The Welfare Queen named
Walmart
Wal-Mart is the model "low-road" corporation in the global economy. Its efficiency is celebrated; but its exploitation is caustic. The average pay of a Wal-Mart employee is $8.23 per hour, or an average yearly income of $14,000 -- not enough to lift a family out of poverty. Wal-Mart is infamous for requiring workers to work overtime off the books. It's been cited for locking workers in plants overnight. The company has been hauled into court for discriminating against female employees. And it is viciously, rabidly anti-union, crushing any attempt by its workers to organize to gain a fair share of the profits they help generate.
But Wal-Mart doesn't merely follow the low road; it drives its suppliers and its competitors into the same race. When Wal-Mart comes to town, it purposefully wipes out small mom-and-pop stores, leaving small towns looking like they were hit by a neutron bomb -- buildings intact, but people gone. Wal-Mart also undercuts big competitors that have unions and pay decent wages and benefits. They must slash wages, cut back on benefits or hang it up.
Given its size in the United States, Wal-Mart is a major force in driving wages down and forcing cutbacks in benefits. It is a central reason why we have an economy in which CEO salaries are up, stocks are up, but wages are down.
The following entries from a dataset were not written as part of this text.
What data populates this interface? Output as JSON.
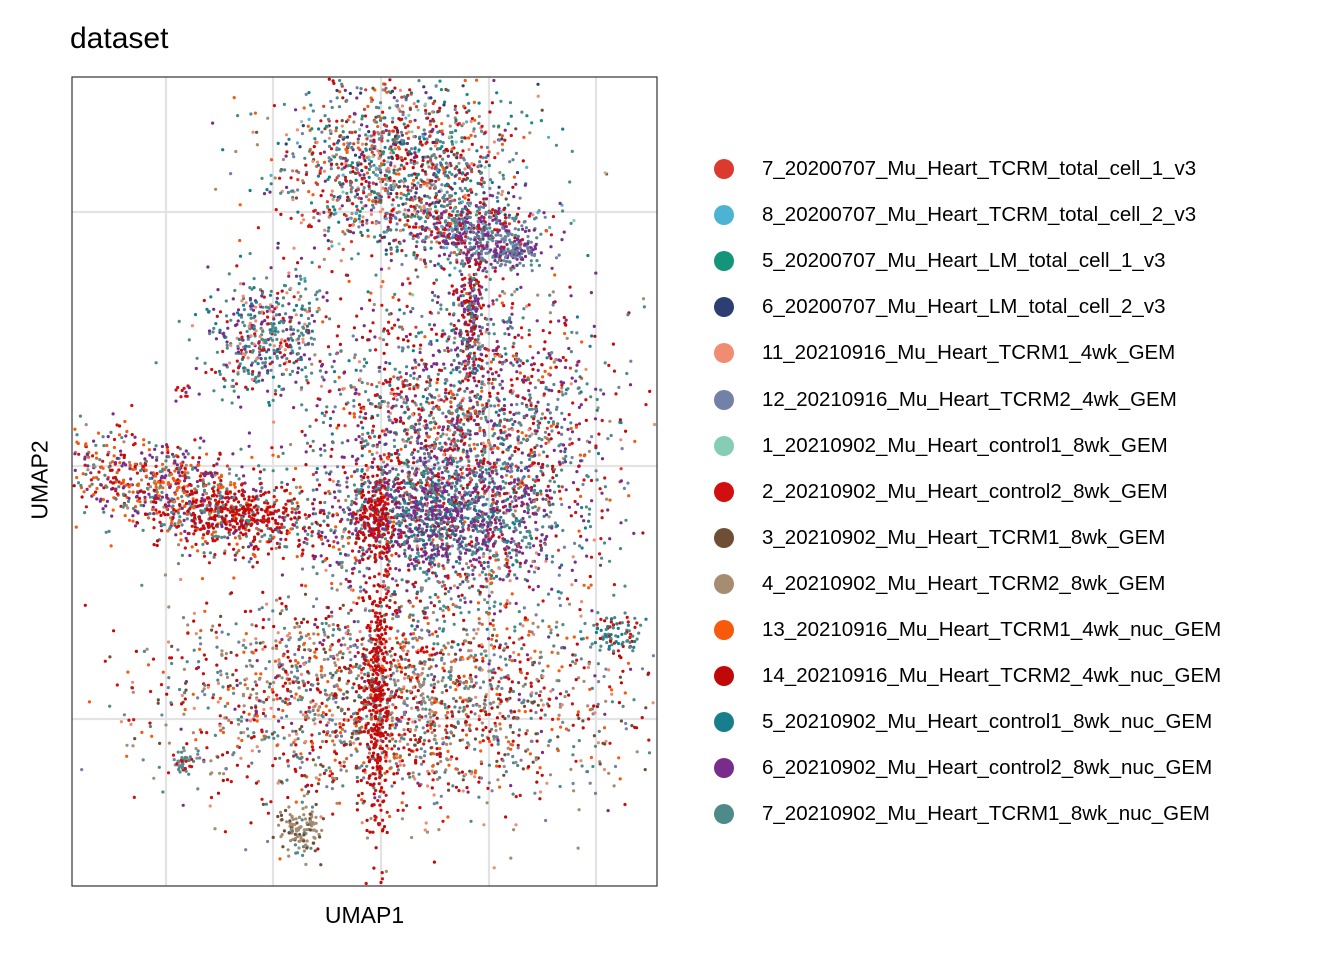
{
  "chart_data": {
    "type": "scatter",
    "title": "dataset",
    "xlabel": "UMAP1",
    "ylabel": "UMAP2",
    "grid": true,
    "tick_labels_shown": false,
    "legend_position": "right",
    "series": [
      {
        "name": "7_20200707_Mu_Heart_TCRM_total_cell_1_v3",
        "color": "#DC3A2E"
      },
      {
        "name": "8_20200707_Mu_Heart_TCRM_total_cell_2_v3",
        "color": "#4DB3D3"
      },
      {
        "name": "5_20200707_Mu_Heart_LM_total_cell_1_v3",
        "color": "#149479"
      },
      {
        "name": "6_20200707_Mu_Heart_LM_total_cell_2_v3",
        "color": "#2C3E72"
      },
      {
        "name": "11_20210916_Mu_Heart_TCRM1_4wk_GEM",
        "color": "#EF8C72"
      },
      {
        "name": "12_20210916_Mu_Heart_TCRM2_4wk_GEM",
        "color": "#7381A8"
      },
      {
        "name": "1_20210902_Mu_Heart_control1_8wk_GEM",
        "color": "#85CDB4"
      },
      {
        "name": "2_20210902_Mu_Heart_control2_8wk_GEM",
        "color": "#D10F0F"
      },
      {
        "name": "3_20210902_Mu_Heart_TCRM1_8wk_GEM",
        "color": "#6F4E36"
      },
      {
        "name": "4_20210902_Mu_Heart_TCRM2_8wk_GEM",
        "color": "#A68C70"
      },
      {
        "name": "13_20210916_Mu_Heart_TCRM1_4wk_nuc_GEM",
        "color": "#F65A0A"
      },
      {
        "name": "14_20210916_Mu_Heart_TCRM2_4wk_nuc_GEM",
        "color": "#C00808"
      },
      {
        "name": "5_20210902_Mu_Heart_control1_8wk_nuc_GEM",
        "color": "#177E8E"
      },
      {
        "name": "6_20210902_Mu_Heart_control2_8wk_nuc_GEM",
        "color": "#7A2C8A"
      },
      {
        "name": "7_20210902_Mu_Heart_TCRM1_8wk_nuc_GEM",
        "color": "#4F8A8A"
      }
    ]
  }
}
In China, Wal-Mart pushes its suppliers to lower their costs, generating sweatshops in which young workers -- primarily women -- are forced to work grotesque hours at subsistence wages. According to The Washington Post, Wal-Mart even pressures its suppliers to pay less than the Chinese minimum wage.
Wal-Mart also exploits taxpayers, for it is what Ronald Reagan would denounce as the leading corporate welfare queen. It's estimated that Wal-Mart's government subsidies total a whopping $2.7 billion, or $2,100 per employee. An internal memo to the board leaked recently reported that "our [health care] coverage is expensive for low-income families, and Wal-Mart has a significant percentage of associates and their children on public assistance." In fact, nearly one-half of the children of Wal-Mart employees are either on Medicaid or have no insurance at all.
While Wal-Mart is driving down wages and driving up public health care costs, its CEO and its owners are making out like bandits. The Walton family is the richest in the world. And they use their private wealth to foster their low-road policies. The Waltons donate millions to politics. Most goes to Republicans who defend their low-wage sweatshop practices, while 20 percent goes to buy a few business Democrats and divide the opposition. They are leading contributors to the voucher movement seeking to privatize education, and staunch advocates of the free trade policies that have stymied efforts to link trade access to the right to organize, environmental protection or even a crackdown on sweatshops.
Across America, people are starting to realize the stark reality: Wal-Mart's triumph is the defeat of middle-class America. If Wal-Mart sets the pace, Americans will pay the price, in declining wages, rising health care costs, longer hours, worse workplace conditions and rising personal taxes to offset soaring corporate subsidies.